The value of the Frenchmen Street building had increased tenfold since 1999. Thayer had to take out a loan to buy out Artaserse’s share and take full ownership of the building in April 2019.

By then, years of dealing with lawyers and CPAs had exhausted him. And as Frenchmen Street shifted from a predominantly local crowd to a tourist destination, he found himself going to his club less and less.

Burnt out and ready to move on, he resolved to put d.b.a. on the market right after the 2020 Mardi Gras. He figured he’d close on the sale after celebrating the club’s 20th anniversary during the 2020 Jazz Fest, then open a new bar in a different part of the city, where he could once again serve a local clientele.

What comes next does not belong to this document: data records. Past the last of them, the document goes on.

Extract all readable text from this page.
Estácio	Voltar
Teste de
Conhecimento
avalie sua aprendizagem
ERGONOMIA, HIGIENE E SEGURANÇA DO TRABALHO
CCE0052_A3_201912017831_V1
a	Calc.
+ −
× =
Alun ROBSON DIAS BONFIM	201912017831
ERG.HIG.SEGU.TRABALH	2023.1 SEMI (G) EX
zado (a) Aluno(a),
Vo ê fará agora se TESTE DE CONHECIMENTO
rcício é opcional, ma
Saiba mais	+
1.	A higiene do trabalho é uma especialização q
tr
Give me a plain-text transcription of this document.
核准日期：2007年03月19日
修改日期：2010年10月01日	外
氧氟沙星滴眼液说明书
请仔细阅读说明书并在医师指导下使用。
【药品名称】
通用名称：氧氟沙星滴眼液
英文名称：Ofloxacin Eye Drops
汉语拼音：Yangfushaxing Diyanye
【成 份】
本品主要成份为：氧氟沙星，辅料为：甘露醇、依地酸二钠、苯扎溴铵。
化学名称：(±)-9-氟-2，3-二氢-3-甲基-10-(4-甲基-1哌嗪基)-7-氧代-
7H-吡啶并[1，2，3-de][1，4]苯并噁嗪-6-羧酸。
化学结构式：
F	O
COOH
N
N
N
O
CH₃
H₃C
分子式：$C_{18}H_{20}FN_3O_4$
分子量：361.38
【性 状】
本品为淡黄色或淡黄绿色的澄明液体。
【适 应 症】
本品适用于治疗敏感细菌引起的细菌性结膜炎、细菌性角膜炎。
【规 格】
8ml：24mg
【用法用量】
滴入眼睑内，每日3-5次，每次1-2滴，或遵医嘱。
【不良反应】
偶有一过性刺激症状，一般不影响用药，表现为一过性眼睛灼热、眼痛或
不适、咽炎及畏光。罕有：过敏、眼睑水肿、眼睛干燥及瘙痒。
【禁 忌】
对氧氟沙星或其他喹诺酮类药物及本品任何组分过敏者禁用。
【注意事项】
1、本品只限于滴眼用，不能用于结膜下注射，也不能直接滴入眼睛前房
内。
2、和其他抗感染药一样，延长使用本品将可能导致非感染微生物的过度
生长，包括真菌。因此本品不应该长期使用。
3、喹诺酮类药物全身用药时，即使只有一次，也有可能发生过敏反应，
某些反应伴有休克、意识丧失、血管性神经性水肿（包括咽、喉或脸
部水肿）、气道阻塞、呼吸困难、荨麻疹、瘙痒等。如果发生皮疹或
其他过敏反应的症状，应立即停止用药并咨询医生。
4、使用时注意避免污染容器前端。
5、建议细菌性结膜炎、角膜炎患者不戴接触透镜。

In March 2020, the business and building went up for sale. But the onset of the coronavirus pandemic and the subsequent shutdown crushed the market for music venues. Initial interest in the sale faded as the pandemic dragged on.

After declining a few low-ball offers, he started selling d.b.a. merchandise online and reinvented the club as a virtual venue. He launched “d.b.a. Live,” a collaboration with the live-streaming platform StageIt.com, in September 2020, to livestream performances.

In May 2021, Thayer founded the “d.b.a. at Palace Market” series, staging outdoor concerts in a former Frenchmen Street art market. The outdoor concert series shut down by November 2021, as indoor music returned.